Julien, in particular, always came home very tired. He only came so far in order not to leave his brother. These excursions knocked him up, and he had a mortal terror of the horses. I remember that one day we had lingered in the train of an artillery regiment, and spent the day in the open fields. Louis was wild with enthusiasm. When we had breakfasted on an omelette, in a village, he took us to a bend of the river, where he was set upon bathing. Then he talked of going for a soldier as soon as he was old enough.

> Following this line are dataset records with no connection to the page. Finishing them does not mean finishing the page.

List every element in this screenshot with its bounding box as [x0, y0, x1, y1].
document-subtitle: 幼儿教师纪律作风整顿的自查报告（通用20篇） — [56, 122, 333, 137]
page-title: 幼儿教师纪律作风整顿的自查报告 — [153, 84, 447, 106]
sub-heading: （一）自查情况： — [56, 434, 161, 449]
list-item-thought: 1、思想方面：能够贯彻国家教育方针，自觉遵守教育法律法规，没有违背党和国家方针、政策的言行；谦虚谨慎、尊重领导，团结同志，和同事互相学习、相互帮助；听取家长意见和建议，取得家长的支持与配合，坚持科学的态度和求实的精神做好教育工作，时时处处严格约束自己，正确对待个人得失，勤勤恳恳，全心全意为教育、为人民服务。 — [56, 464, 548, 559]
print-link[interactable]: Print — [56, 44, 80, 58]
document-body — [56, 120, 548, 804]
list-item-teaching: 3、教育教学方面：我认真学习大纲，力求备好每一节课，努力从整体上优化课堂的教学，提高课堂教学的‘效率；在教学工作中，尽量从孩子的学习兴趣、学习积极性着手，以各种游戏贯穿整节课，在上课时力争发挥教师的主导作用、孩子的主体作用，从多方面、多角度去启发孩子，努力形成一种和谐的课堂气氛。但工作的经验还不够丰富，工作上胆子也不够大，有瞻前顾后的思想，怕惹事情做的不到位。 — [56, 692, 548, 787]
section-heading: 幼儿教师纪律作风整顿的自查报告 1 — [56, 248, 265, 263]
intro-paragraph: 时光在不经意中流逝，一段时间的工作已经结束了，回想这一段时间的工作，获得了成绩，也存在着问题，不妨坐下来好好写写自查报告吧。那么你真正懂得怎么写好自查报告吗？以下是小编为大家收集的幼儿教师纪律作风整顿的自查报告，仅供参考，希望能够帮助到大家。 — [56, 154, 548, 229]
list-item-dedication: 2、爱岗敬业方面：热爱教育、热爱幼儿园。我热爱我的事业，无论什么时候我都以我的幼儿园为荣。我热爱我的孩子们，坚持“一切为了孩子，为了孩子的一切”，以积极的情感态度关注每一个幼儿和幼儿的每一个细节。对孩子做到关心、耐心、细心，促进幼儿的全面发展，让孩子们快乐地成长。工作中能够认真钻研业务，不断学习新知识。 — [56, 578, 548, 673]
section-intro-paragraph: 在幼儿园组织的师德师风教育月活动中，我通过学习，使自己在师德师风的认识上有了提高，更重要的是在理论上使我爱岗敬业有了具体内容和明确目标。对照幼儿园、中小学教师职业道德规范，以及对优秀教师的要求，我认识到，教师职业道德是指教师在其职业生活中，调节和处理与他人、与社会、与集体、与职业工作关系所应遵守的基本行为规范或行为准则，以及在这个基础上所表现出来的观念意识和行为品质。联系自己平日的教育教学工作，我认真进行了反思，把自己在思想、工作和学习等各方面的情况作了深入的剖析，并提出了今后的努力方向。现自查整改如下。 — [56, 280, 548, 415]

“No, no!” cried Julien, flinging his arms round his neck. He was quite pale. His brother laughed, and called him a great stupid. But he repeated: “You would be killed, I know you would.”
On that day, Julien, excited, and jeered at by us, spoke his mind. He thought the soldiers horrid, he did not see what there was in them to attract us. It was all the soldiers’ fault, because if there were not any soldiers, there would not be any fighting. In fact, he hated war; it terrified him, and, later on, he would find some way to prevent his brother from going. It was a sort of morbid, unconquerable aversion which he felt.
Weeks and months went by. We had got tired of the regiments; we had found out another sport, which was to go fishing, of a morning, for the little fresh-water fish, and to eat what we caught in a third-rate tavern. The water was icy. Julien got a cold on the chest, of which he nearly died. In college, war was no longer talked about. We had fallen back deeper than ever into Homer and Virgil. All at once, we learned that the French had conquered, which seemed to us quite natural. Then, regiments again began to pass, but in the other direction. They no longer interested us; still, we did see two or three. They did not seem to us so fine, diminished as they were by half—and the rest is lost in a mist. Such was the Crimean war, in France, for schoolboys shut up in a country college.